In the first such agreement since the coronavirus pandemic, the deal provides the Federal Government with much-needed cash after its finances were hit by the oil price crash in April as COVID-19 lockdowns erased nearly one third of global oil demand.
The financing package called Project Eagle was also backed by African Export Import Bank (Afrexim) and United Bank for Africa. Vitol and Matrix will each get 15,000 barrels per day (bpd) of crude as repayment over five years, starting in August. Nigeria’s crude production is nearly two million bpd.
TheNewsMatrics reports that the lenders will be betting that Nigeria’s crude trades above at least $30 per barrel on average over the period.
Nigerian Bonny light crude has recovered to above $40 along with other international blends in recent months.
Matrix, an oil trading and logistics group led by Abdulkabir Aliu, confirmed its participation in the deal. Vitol, the world’s biggest independent oil trader, declined to comment. A spokesman for Standard Chartered declined to comment. Afrexim did not have an immediate comment.
UBA and NNPC did not immediately respond to requests for comment.
Prepayments with traders are widely used in commodity finance as banks consider them to be one of the more secure forms of lending in countries viewed as risky.
For trading firms such as Vitol, these loans are ideal for securing long-term supplies and boosting razor-thin margins.

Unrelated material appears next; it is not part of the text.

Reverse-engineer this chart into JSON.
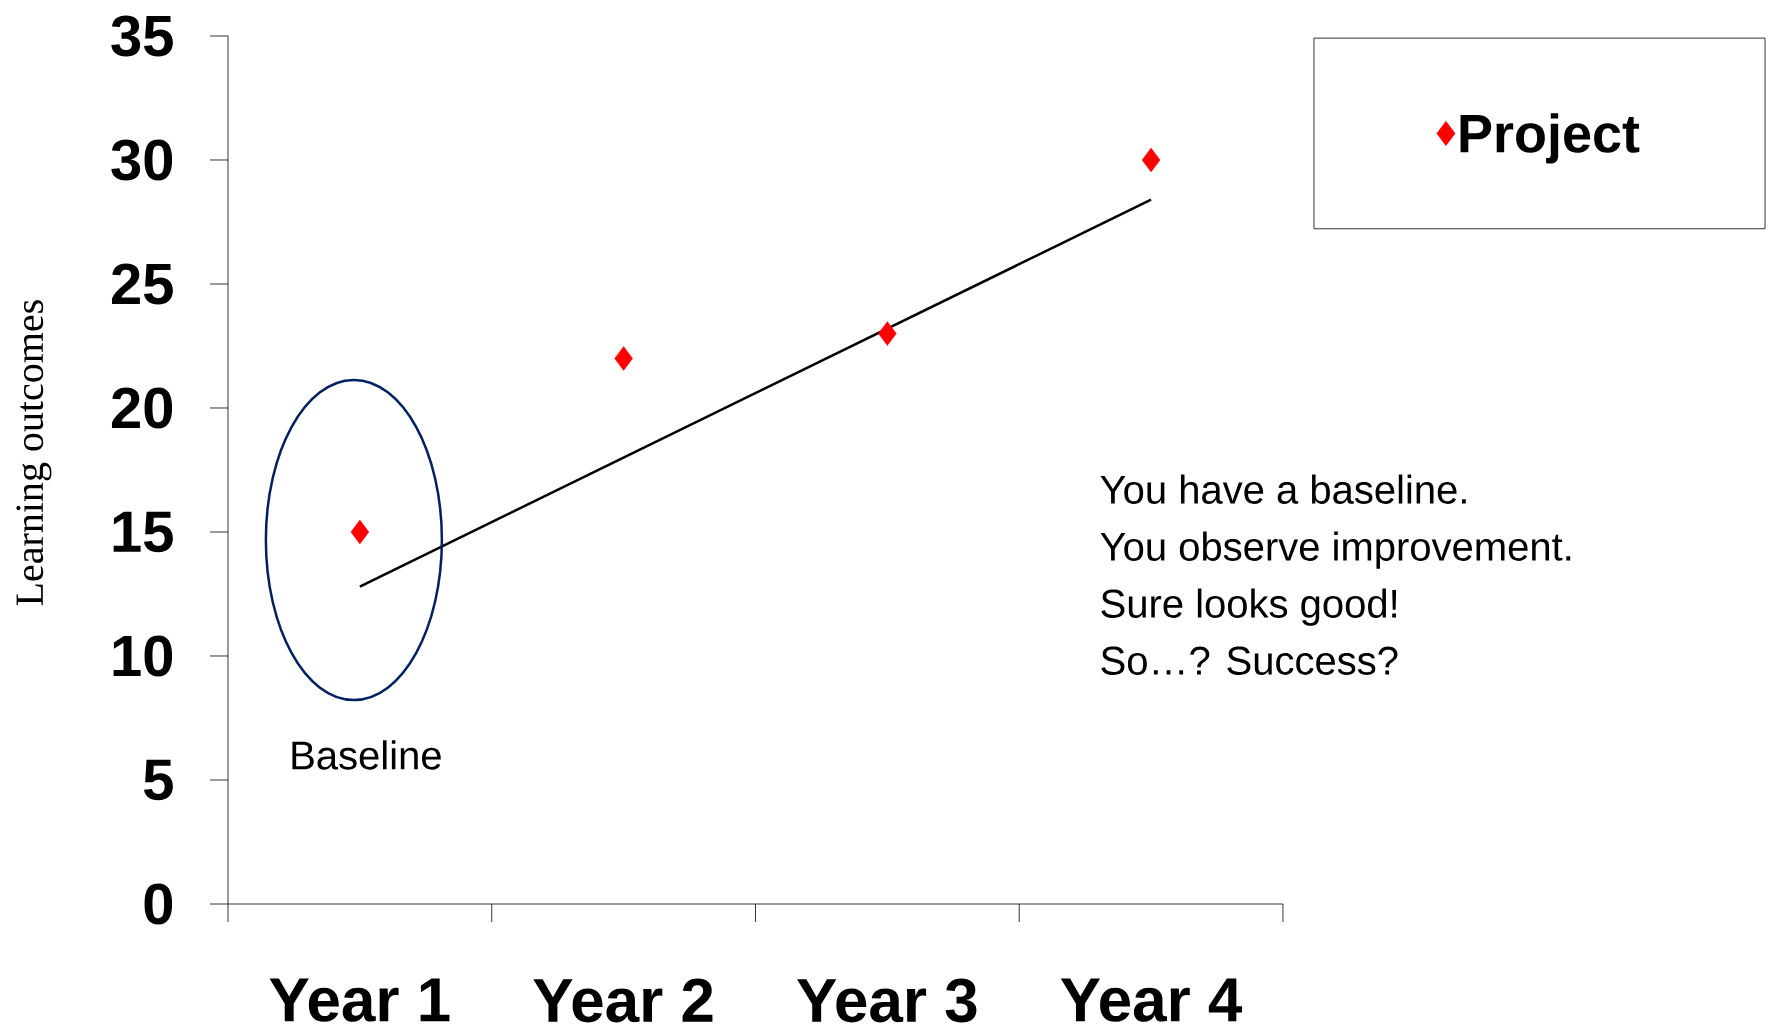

NNPC has been trying to raise cash through prepayments with traders for years. However, perceived issues with the firm’s finances and costly fuel subsidies have made it tough for it to secure private financing on attractive terms. Nigeria announced the end of subsidies earlier this year.
NNPC will use a large portion of the money to pay taxes owed by its subsidiary NPDC, the sources said. The remainder will go towards operational expenses and capital expenditure. One of the sources said money from the pre-payment could fund an upgrade of the Port Harcourt refinery.